Living in San Riemo
Since 2007, the German Museum of Architecture (DAM) in Frankfurt am Main has awarded the DAM Prize once a year to outstanding buildings in Germany. This year's winning project, a cooperative housing development in Munich designed by Arge Summacumfemmer Büro Juliane Greb, is impressive not only for its spatial system, but also for its approach to creating affordable yet outstanding residential buildings. This is the first project of the cooperative Kooperative Grossstadt, which was founded in Munich in 2015. The building, named "San Riemo" – a reference to the Riem district in which the building was erected – stems from a competition in which the realization decision was made in favor of the original second-place design for cost reasons.
The result includes a flexible floor plan matrix from which multi-layered spatial configurations can be derived. The architects specified three apartment types, referred to as basic, branch, and nucleus living.
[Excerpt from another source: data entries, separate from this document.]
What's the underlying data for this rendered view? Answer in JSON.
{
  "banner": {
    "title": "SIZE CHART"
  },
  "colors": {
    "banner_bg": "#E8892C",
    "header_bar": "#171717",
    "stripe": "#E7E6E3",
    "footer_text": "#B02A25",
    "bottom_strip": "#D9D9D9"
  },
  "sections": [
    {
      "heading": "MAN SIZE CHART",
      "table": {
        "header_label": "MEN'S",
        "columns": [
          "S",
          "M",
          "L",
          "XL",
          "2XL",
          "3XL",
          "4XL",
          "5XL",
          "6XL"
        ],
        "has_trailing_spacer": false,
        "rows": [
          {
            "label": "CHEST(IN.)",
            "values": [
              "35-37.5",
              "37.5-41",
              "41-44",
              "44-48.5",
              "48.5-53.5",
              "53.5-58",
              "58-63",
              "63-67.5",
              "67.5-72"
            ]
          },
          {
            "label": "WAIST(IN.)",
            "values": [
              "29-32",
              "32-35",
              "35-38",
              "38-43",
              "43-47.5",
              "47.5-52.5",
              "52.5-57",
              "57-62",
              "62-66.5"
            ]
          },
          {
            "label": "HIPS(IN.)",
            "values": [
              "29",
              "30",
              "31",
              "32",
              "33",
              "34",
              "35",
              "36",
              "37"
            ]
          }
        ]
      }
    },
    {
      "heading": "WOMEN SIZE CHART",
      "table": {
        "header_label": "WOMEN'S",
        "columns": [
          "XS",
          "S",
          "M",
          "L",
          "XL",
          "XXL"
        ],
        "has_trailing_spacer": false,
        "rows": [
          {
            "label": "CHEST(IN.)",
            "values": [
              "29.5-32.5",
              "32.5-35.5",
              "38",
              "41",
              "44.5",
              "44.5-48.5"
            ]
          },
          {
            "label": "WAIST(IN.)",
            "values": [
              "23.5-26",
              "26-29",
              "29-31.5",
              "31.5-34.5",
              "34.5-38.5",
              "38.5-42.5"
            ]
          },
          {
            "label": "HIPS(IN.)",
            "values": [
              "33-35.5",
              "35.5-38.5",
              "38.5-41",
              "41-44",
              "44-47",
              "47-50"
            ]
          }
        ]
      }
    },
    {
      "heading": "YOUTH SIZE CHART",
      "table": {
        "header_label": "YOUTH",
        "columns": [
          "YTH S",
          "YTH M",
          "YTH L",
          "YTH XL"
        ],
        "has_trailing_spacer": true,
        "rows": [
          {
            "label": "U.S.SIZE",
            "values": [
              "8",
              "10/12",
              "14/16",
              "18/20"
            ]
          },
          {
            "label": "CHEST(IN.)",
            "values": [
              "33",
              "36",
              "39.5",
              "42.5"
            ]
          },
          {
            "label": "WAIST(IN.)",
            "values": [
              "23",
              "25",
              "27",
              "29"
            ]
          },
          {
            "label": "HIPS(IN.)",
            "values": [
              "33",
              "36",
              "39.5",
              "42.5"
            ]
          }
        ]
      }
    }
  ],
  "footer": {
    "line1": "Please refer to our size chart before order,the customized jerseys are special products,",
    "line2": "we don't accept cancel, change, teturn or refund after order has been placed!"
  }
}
While basic living tends to conform to conventional apartment floor plans, branch living includes common areas. In nucleus living, on the other hand, the specific use can always be redefined, with each party entitled to an individually occupied nucleus. "San Riemo" offers a commercial space and a lobby on the ground floor, the latter of which can be used as a common area for residents. In addition, there is a common roof garden with raised beds. Externally, the building opens up to the urban space with winter gardens and a glass façade of movable French doors, and sets playful accents with turquoise façade surfaces. "San Riemo" also impressed jury member Peter Cachola Schmal, director of the German Architecture Museum: "Here we have an exciting solution to the residential construction problems that concern all of us. And it was initiated by private parties and implemented independently – it’s a true role model!"
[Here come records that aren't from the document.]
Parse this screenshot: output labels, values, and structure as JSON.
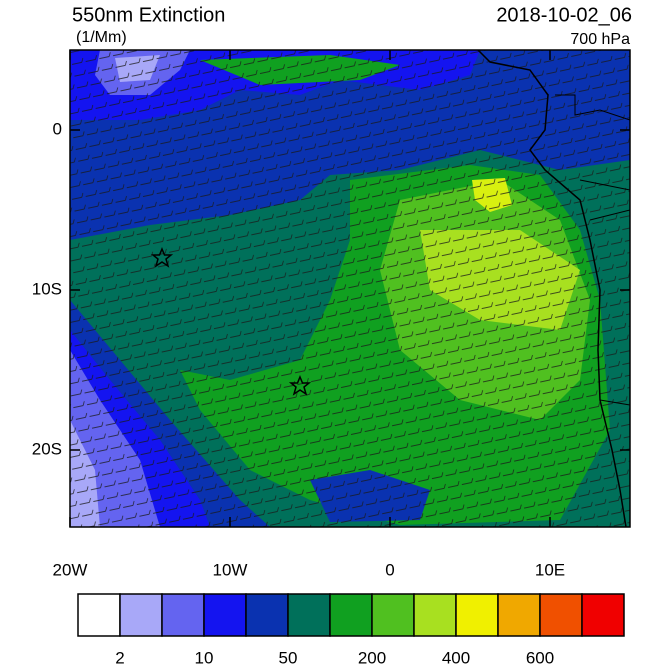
{
  "header": {
    "title": "550nm Extinction",
    "units": "(1/Mm)",
    "time": "2018-10-02_06",
    "level": "700 hPa"
  },
  "map": {
    "lat_labels": [
      "0",
      "10S",
      "20S"
    ],
    "lon_labels": [
      "20W",
      "10W",
      "0",
      "10E"
    ]
  },
  "colorbar": {
    "colors": [
      "#ffffff",
      "#a8a8f8",
      "#6464f0",
      "#1414f0",
      "#0a32b0",
      "#00705a",
      "#10a020",
      "#50c020",
      "#a8e020",
      "#f0f000",
      "#f0a800",
      "#f05000",
      "#f00000"
    ],
    "labels": [
      "2",
      "10",
      "50",
      "200",
      "400",
      "600"
    ]
  }
}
The projects awarded the DAM Prize emerge from a longlist for which around 100 buildings from Germany are nominated by an advisory board of experts. Since 2017, these buildings, sorted geographically, have been presented annually in the Architekturführer Deutschland. Each year, the jury selects 22 designs for the shortlist, from which the finalists are chosen. For this year's DAM Prize 2022, these were the following projects:
John Cranko School, Stuttgart, Burger Rudacs Architects
Research Houses, Bad Aibling, Florian Nagler Architects
Axel Springer Campus, Berlin, Office for Metropolitan Architecture (OMA)
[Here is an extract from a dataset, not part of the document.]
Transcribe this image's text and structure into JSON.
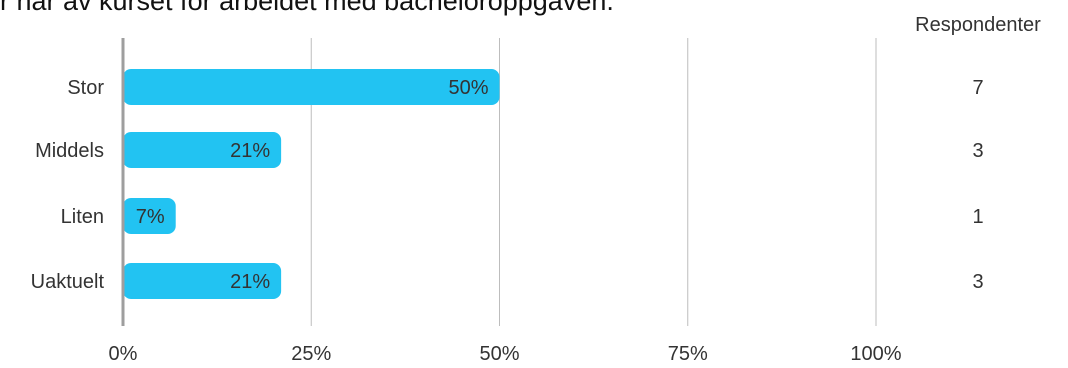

Accompanying the DAM Prize 2022 is an exhibition that, due to renovation measures, will not be shown in the Deutsches Architekturmuseum at Schaumainkai, but in the DAM Interim Quarter "DAM Ostend" at Danziger Platz next to Frankfurt's Ostbahnhof. Until March 27, 2022, the museum will present plans, models and large-format photos on an area of 400 square meters, giving an overview of the nominated buildings of the DAM Prize 2022.
DAM Prize 2022 – The best buildings in/from Germany
January 29 - March 27, 2022
DAM Ostend, Henschelstrasse 18, 60314 Frankfurt am Main, Germany.